As we headed for Texas, Ron realized we had only 20 miles’ worth of gas – and no towns on the horizon.  We pulled off the highway, and confirmed with a passing motorist that it was 40 miles to the nearest gas station.  It looked like we would have to call AAA and waste half a day waiting for them.  Suddenly, an inspiration…  About a mile back on the Interstate, we had seen a construction crew building a new highway rest area.  We headed back west, found a low shoulder area, and Harley bravely traveled through weeds and loose soil to approach the construction crew.  We offered to buy a gallon of gas, and a helpful stranger agreed – then refused payment.
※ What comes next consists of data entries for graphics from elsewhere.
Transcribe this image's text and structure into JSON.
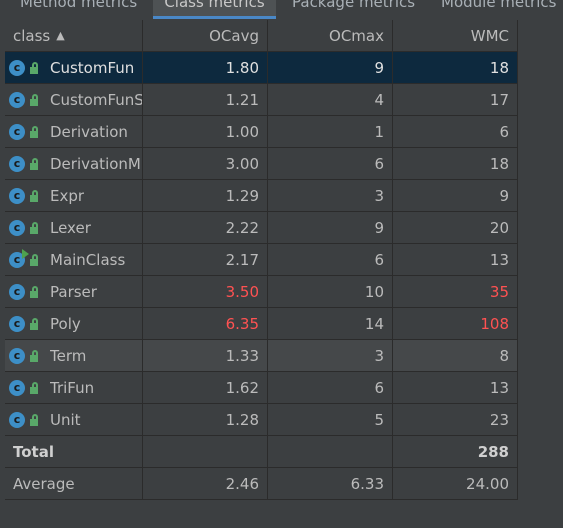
{
  "tabs": [
    {
      "label": "Method metrics"
    },
    {
      "label": "Class metrics"
    },
    {
      "label": "Package metrics"
    },
    {
      "label": "Module metrics"
    }
  ],
  "table": {
    "columns": [
      "class",
      "OCavg",
      "OCmax",
      "WMC"
    ],
    "sort_icon": "sort-ascending-icon",
    "rows": [
      {
        "name": "CustomFun",
        "ocavg": "1.80",
        "ocmax": "9",
        "wmc": "18"
      },
      {
        "name": "CustomFunSimp",
        "ocavg": "1.21",
        "ocmax": "4",
        "wmc": "17"
      },
      {
        "name": "Derivation",
        "ocavg": "1.00",
        "ocmax": "1",
        "wmc": "6"
      },
      {
        "name": "DerivationMulti",
        "ocavg": "3.00",
        "ocmax": "6",
        "wmc": "18"
      },
      {
        "name": "Expr",
        "ocavg": "1.29",
        "ocmax": "3",
        "wmc": "9"
      },
      {
        "name": "Lexer",
        "ocavg": "2.22",
        "ocmax": "9",
        "wmc": "20"
      },
      {
        "name": "MainClass",
        "ocavg": "2.17",
        "ocmax": "6",
        "wmc": "13"
      },
      {
        "name": "Parser",
        "ocavg": "3.50",
        "ocmax": "10",
        "wmc": "35"
      },
      {
        "name": "Poly",
        "ocavg": "6.35",
        "ocmax": "14",
        "wmc": "108"
      },
      {
        "name": "Term",
        "ocavg": "1.33",
        "ocmax": "3",
        "wmc": "8"
      },
      {
        "name": "TriFun",
        "ocavg": "1.62",
        "ocmax": "6",
        "wmc": "13"
      },
      {
        "name": "Unit",
        "ocavg": "1.28",
        "ocmax": "5",
        "wmc": "23"
      }
    ],
    "total": {
      "label": "Total",
      "ocavg": "",
      "ocmax": "",
      "wmc": "288"
    },
    "average": {
      "label": "Average",
      "ocavg": "2.46",
      "ocmax": "6.33",
      "wmc": "24.00"
    }
  },
  "colors": {
    "background": "#3c3f41",
    "selection": "#0d293e",
    "warning_red": "#ff5252",
    "class_icon_blue": "#3d8fc7",
    "access_green": "#59a869",
    "tab_underline": "#4a88c7"
  }
}
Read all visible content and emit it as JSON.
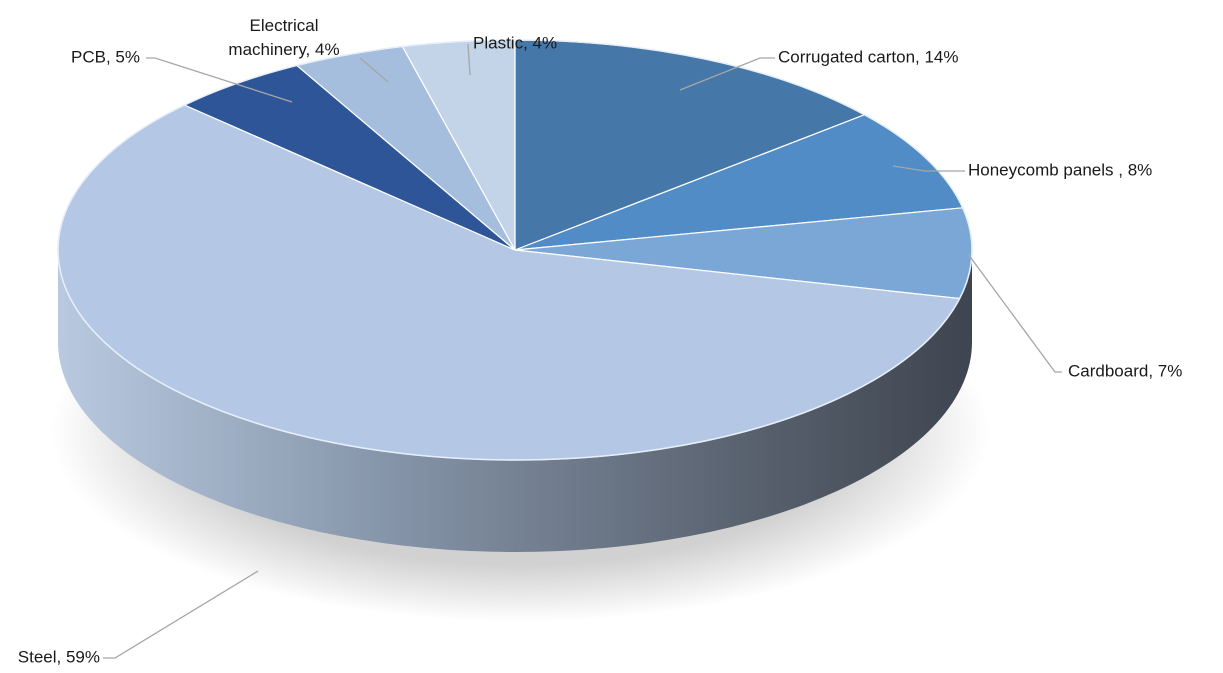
{
  "chart_data": {
    "type": "pie",
    "style": "3d",
    "title": "",
    "start": "12 o'clock",
    "direction": "clockwise",
    "slices": [
      {
        "label": "Corrugated carton",
        "value": 14,
        "text": "Corrugated carton, 14%",
        "color": "#4577A8"
      },
      {
        "label": "Honeycomb panels",
        "value": 8,
        "text": "Honeycomb panels , 8%",
        "color": "#518CC6"
      },
      {
        "label": "Cardboard",
        "value": 7,
        "text": "Cardboard, 7%",
        "color": "#7BA7D7"
      },
      {
        "label": "Steel",
        "value": 59,
        "text": "Steel, 59%",
        "color": "#B4C8E6"
      },
      {
        "label": "PCB",
        "value": 5,
        "text": "PCB, 5%",
        "color": "#2E5597"
      },
      {
        "label": "Electrical machinery",
        "value": 4,
        "text_lines": [
          "Electrical",
          "machinery, 4%"
        ],
        "color": "#A6BEDD"
      },
      {
        "label": "Plastic",
        "value": 4,
        "text": "Plastic, 4%",
        "color": "#C3D3E8"
      }
    ],
    "legend": "none",
    "labels": "outside with leader lines"
  }
}
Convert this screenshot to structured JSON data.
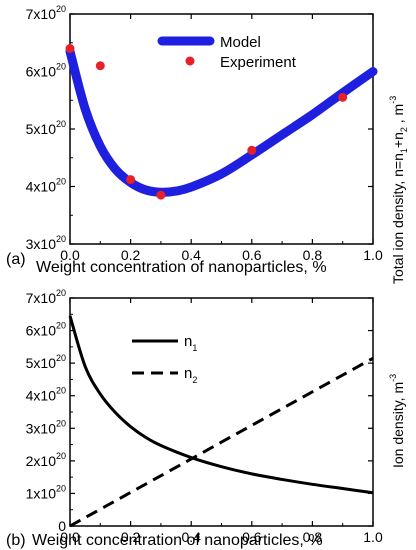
{
  "chart_data": [
    {
      "type": "line",
      "panel_label": "(a)",
      "xlabel": "Weight concentration of nanoparticles, %",
      "ylabel": "Total ion density, n=n1+n2, m-3",
      "ylabel_parts": {
        "main": "Total ion density, n=n",
        "s1": "1",
        "mid": "+n",
        "s2": "2",
        "tail": " , m",
        "sup": "-3"
      },
      "xlim": [
        0,
        1.0
      ],
      "ylim": [
        3e+20,
        7e+20
      ],
      "xticks": [
        "0.0",
        "0.2",
        "0.4",
        "0.6",
        "0.8",
        "1.0"
      ],
      "yticks": [
        {
          "m": "3",
          "e": "20"
        },
        {
          "m": "4",
          "e": "20"
        },
        {
          "m": "5",
          "e": "20"
        },
        {
          "m": "6",
          "e": "20"
        },
        {
          "m": "7",
          "e": "20"
        }
      ],
      "ytick_base": "x10",
      "legend_position": "top-center",
      "series": [
        {
          "name": "Model",
          "style": "thick-line",
          "color": "#1f1fe0",
          "x": [
            0.0,
            0.05,
            0.1,
            0.15,
            0.2,
            0.25,
            0.3,
            0.35,
            0.4,
            0.5,
            0.6,
            0.7,
            0.8,
            0.9,
            1.0
          ],
          "y": [
            6.35e+20,
            5.35e+20,
            4.7e+20,
            4.3e+20,
            4.07e+20,
            3.94e+20,
            3.9e+20,
            3.92e+20,
            3.99e+20,
            4.22e+20,
            4.55e+20,
            4.9e+20,
            5.25e+20,
            5.63e+20,
            6e+20
          ]
        },
        {
          "name": "Experiment",
          "style": "markers",
          "color": "#e8202a",
          "x": [
            0.0,
            0.1,
            0.2,
            0.3,
            0.6,
            0.9
          ],
          "y": [
            6.4e+20,
            6.1e+20,
            4.12e+20,
            3.85e+20,
            4.63e+20,
            5.55e+20
          ]
        }
      ]
    },
    {
      "type": "line",
      "panel_label": "(b)",
      "xlabel": "Weight concentration of nanoparticles, %",
      "ylabel": "Ion density, m-3",
      "ylabel_parts": {
        "main": "Ion density, m",
        "sup": "-3"
      },
      "xlim": [
        0,
        1.0
      ],
      "ylim": [
        0,
        7e+20
      ],
      "xticks": [
        "0.0",
        "0.2",
        "0.4",
        "0.6",
        "0.8",
        "1.0"
      ],
      "yticks": [
        {
          "m": "0",
          "e": ""
        },
        {
          "m": "1",
          "e": "20"
        },
        {
          "m": "2",
          "e": "20"
        },
        {
          "m": "3",
          "e": "20"
        },
        {
          "m": "4",
          "e": "20"
        },
        {
          "m": "5",
          "e": "20"
        },
        {
          "m": "6",
          "e": "20"
        },
        {
          "m": "7",
          "e": "20"
        }
      ],
      "ytick_base": "x10",
      "legend_position": "top-center",
      "series": [
        {
          "name": "n1",
          "name_parts": {
            "base": "n",
            "sub": "1"
          },
          "style": "solid",
          "color": "#000000",
          "x": [
            0.0,
            0.05,
            0.1,
            0.15,
            0.2,
            0.25,
            0.3,
            0.4,
            0.5,
            0.6,
            0.7,
            0.8,
            0.9,
            1.0
          ],
          "y": [
            6.45e+20,
            4.9e+20,
            4.05e+20,
            3.48e+20,
            3.05e+20,
            2.72e+20,
            2.47e+20,
            2.1e+20,
            1.82e+20,
            1.6e+20,
            1.43e+20,
            1.28e+20,
            1.15e+20,
            1.02e+20
          ]
        },
        {
          "name": "n2",
          "name_parts": {
            "base": "n",
            "sub": "2"
          },
          "style": "dashed",
          "color": "#000000",
          "x": [
            0.0,
            1.0
          ],
          "y": [
            0.0,
            5.15e+20
          ]
        }
      ]
    }
  ]
}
Whoever you are… we thank you!  Our fuel would have run out before we reached the next supply.  Harley found a shortcut back to the road through a field, and we were on our way.
Once we fueled, we realized we were back on the old route.  We followed it to Adrian, Texas, site of the Midpoint Café, which is supposed to be the exact center of Route 66.  It’s a nice little restaurant and souvenir shop, and they serve a killer cobbler!  By the way, although this may be the midpoint of Route 66, I have to keep reminding myself that we drove about 500 miles before we started our actual voyage.
We continued on the official route to the outskirts of Amarillo, Texas.  There, we spent some “photo op” time at the Cadillac Ranch.  What a strange and wonderful art piece!  Ten old Cadillacs buried nose deep in the soil….  In addition, the owner welcomes graffiti, and all of those cars are covered in numerous layers of spray paint.  This has become so much of a tradition that half of the visitors we saw there came prepared with aerosol cans of paint.  Most had not, apparently, ever seen graffiti…  they just sprayed paint on the cars.
Yes, we drove by the “largest cross in the western hemisphere” and the “leaning water tower.”  These were interesting to see, but not worth a stop.  We’re still trying to beat the rain, and our own schedule.
We arrived in Clinton, Oklahoma, about 4:30 pm.  As we were searching for a motel, we drove right by the Route 66 Museum.  Why not?  We turned around and checked it out.  The place is really very interesting.  It has memorabilia and exhibits (with appropriate piped-in music) organized by decades related to the history and culture of Route 66.  There were reconstructions of a roadside garage, a “tourist camp,” a ‘50s diner, etc.  The whole thing culminated in a movie narrated by Bobby Troup, the writer of the song “Get Your Kicks on Route 66.”
Time to sign off.  We’re comfortably settled in our motel room, relaxing and planning tomorrow’s journey.